Our cron runs 4 times an hour and our server can safely process 50 nodes with Apache Solr. 50x4 = 200 nodes per hour. The problem is that on average we get about 300 page views an hour and that number is growing. If I submit a node for a reindex every time it's viewed the queue will always be full, which presents all kinds of problems.
So I need to come up with a way to moderate the submission for reindex. A couple of ways to do that are:
* Only allow submission of a node for reindex once a day
* Only submit node for reindex if it had 10+ views/reads since last reindex
I can store the timestamp of when the node was last indexed as one of it's solr fields.

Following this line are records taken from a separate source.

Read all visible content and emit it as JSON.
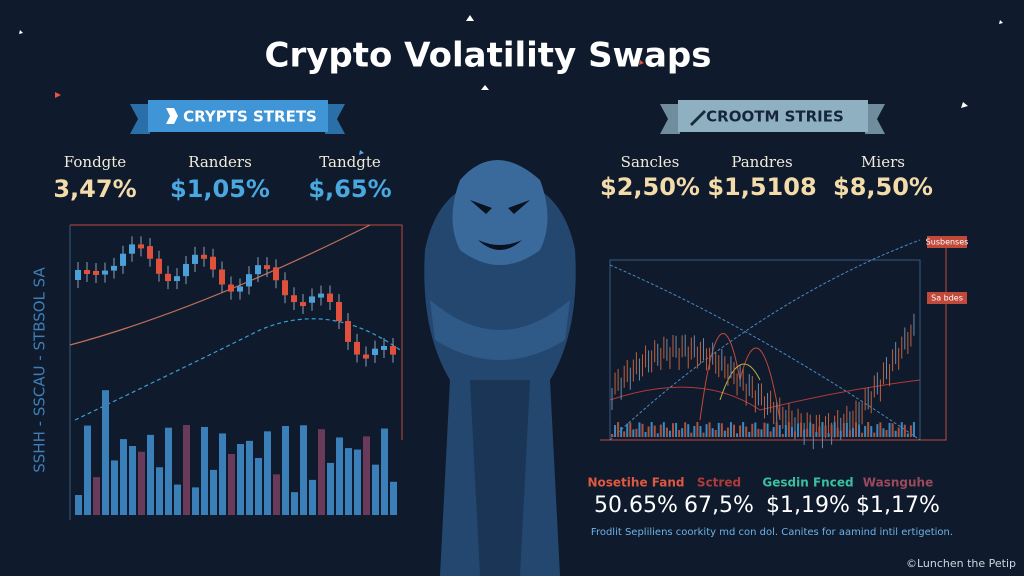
{
  "header": {
    "title": "Crypto Volatility Swaps"
  },
  "left_panel": {
    "banner": "CRYPTS STRETS",
    "stats": [
      {
        "label": "Fondgte",
        "value": "3,47%"
      },
      {
        "label": "Randers",
        "value": "$1,05%"
      },
      {
        "label": "Tandgte",
        "value": "$,65%"
      }
    ],
    "axis_label": "SSHH - SSCAU - STBSOL SA"
  },
  "right_panel": {
    "banner": "CROOTM STRIES",
    "stats": [
      {
        "label": "Sancles",
        "value": "$2,50%"
      },
      {
        "label": "Pandres",
        "value": "$1,5108"
      },
      {
        "label": "Miers",
        "value": "$8,50%"
      }
    ],
    "tags": [
      "Susbenses",
      "Sa bdes"
    ]
  },
  "bottom_stats": [
    {
      "label": "Nosetihe Fand",
      "value": "50.65%"
    },
    {
      "label": "Sctred",
      "value": "67,5%"
    },
    {
      "label": "Gesdin Fnced",
      "value": "$1,19%"
    },
    {
      "label": "Wasnguhe",
      "value": "$1,17%"
    }
  ],
  "footnote": "Frodlit Sepliliens coorkity md con dol. Canites for aamind intil ertigetion.",
  "credit": "©Lunchen the Petip"
}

Same with number of views at the last time of indexing.
I think it makes sense to do the check and submission for reindex at node load time.
My questions is: How do i retrieve a particular node's values from apache solr index?
Thanks,
Andrey.
P.S. If you have a better idea of how to accomplish what I'm trying to do, please let me know.
| Comment | File | Size | Author |
|---|---|---|---|
| Screen shot 2011-05-06 at 9.46.30 AM.png | 281.96 KB | mr.andrey |
Comments
Comment #1
mr.andrey commentedEnded up just using a custom table with a hook_nodeapi.
Now the node is reindexed if:
* node counter is < 10 and it has advanced 2+ views
* node counter is < 100 and it has advanced 5+ views
* node counter is >= 100 and it has advanced 10+ views
Seems reasonable for now.
Cheers,
Andrey.
Comment #2
pwolanin commentedYou must not be doing any caching?
Anyhow - sounds like a reasonable approach.
Comment #3
mr.andrey commentedWhat do you mean?
I'm not quite clear on the whole caching and read counter thing. I'm using Boost and Statistics Advanced Settings.
I've read that Boost isn't 100% friendly with the read counter, but haven't looked that deeply into it yet.